Treino do Santa Clara

Por SAPO Desporto c/ Lusa sapodesporto@sapo.pt

O Tribunal Judicial de Ponta Delgada considerou "improcedente" a providência cautelar interposta por Mário Batista, para "suspensão das deliberações" tomadas na assembleia geral de 31 de outubro de 2016, que determinavam a "perda das ações tituladas" pelo próprio.

Na altura, a assembleia-geral decidiu a perda de 47,6% das ações, totalidade pertencente a Mário Batista, antigo presidente do clube e da SAD do Santa Clara, alegando que o acionista não teria realizado a totalidade das ações avaliadas em 238 mil euros.

A mesma assembleia-geral não reconheceu, por isso, a venda de 46,6% das ações do acionista Mário Batista ao investidor turco Ismail Uzun, por 233 mil euros.

A sentença do Tribunal de Ponta Delgada, a que a agência Lusa teve acesso, vem agora dar razão à assembleia-geral da SAD do Santa Clara, tendo determinado "a perda das ações" de Mário Batista e dando com "factos não provados" a venda de "23.3000 ações a Ismail Uzun pelo preço de 233.000.00 euros".

O presidente do clube e da SAD do Santa Clara disse à agência Lusa que a decisão do Tribunal Judicial de Ponta Delgada vem "repor a verdade".

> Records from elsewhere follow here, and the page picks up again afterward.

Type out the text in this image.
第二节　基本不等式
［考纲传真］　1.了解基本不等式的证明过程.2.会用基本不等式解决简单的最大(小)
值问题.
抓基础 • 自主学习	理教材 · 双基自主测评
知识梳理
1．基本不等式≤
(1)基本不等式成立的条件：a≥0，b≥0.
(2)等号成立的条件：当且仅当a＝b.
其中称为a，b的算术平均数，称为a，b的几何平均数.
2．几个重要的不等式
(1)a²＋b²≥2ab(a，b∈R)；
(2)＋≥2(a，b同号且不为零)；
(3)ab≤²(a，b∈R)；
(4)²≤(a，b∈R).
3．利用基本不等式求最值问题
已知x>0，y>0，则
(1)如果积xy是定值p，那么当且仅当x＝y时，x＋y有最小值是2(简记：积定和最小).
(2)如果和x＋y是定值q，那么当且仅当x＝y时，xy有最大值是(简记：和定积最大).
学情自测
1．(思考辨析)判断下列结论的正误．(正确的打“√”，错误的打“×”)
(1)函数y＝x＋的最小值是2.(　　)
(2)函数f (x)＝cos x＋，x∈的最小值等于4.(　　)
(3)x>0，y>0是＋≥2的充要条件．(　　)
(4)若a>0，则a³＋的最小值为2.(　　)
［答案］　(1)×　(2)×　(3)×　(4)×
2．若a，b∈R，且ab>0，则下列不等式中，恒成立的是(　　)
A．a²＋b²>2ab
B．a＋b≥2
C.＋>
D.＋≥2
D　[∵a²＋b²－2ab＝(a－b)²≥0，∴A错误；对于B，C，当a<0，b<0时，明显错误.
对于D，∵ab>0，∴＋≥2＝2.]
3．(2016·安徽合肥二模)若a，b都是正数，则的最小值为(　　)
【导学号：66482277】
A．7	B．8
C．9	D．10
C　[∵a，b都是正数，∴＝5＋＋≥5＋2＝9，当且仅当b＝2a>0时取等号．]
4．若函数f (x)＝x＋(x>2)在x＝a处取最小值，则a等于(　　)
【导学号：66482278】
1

"É a prova de que efetivamente Mário Batista não pagou os 119 mil euros relativos à realização do seu capital social (...) Neste momento Mário Batista não tem mais ações na sociedade comercial de acordo com o que está previsto no código das sociedades comerciais. Foi deliberada a perda das ações a favor da sociedade, a sociedade adquiriu as ações por violação de obrigações do dever de entrada do acionista e agora irá promover a sua venda", considerou Rui Cordeiro.

Segundo o presidente do clube e da SAD ‘encarnada’ com "a retirada da totalidade das ações" ao acionista Mário Batista, "as ações serão vendidas", sendo que serão "os acionistas a deliberar quem é que querem que seja novo acionista da Santa Clara Açores Futebol SAD", mantendo-se "o centro de decisão regional de 51%".

Questionado pela agência Lusa se a SAD do Santa Clara já encontrou um comprador para os 47,6% das ações detidas até agora por Mário Batista, Rui Cordeiro recusou adiantar pormenores sobre o assunto.

"Este é um assunto que estará em agenda no conselho de administração depois será apresentado aos acionistas e só depois será dado conhecimento à opinião pública, mas é um assunto que temos de tratar com algum sigilo, algum recato, e é isso que procuramos fazer que é a nossa maneira de ser e de estar que é trabalhar para o futuro do Santa Clara", disse.

A agência Lusa tentou ainda contactar Mário Batista para tentar saber se vai recorrer da decisão do Tribunal Judicial de Ponta Delgada mas até ao momento não foi possível.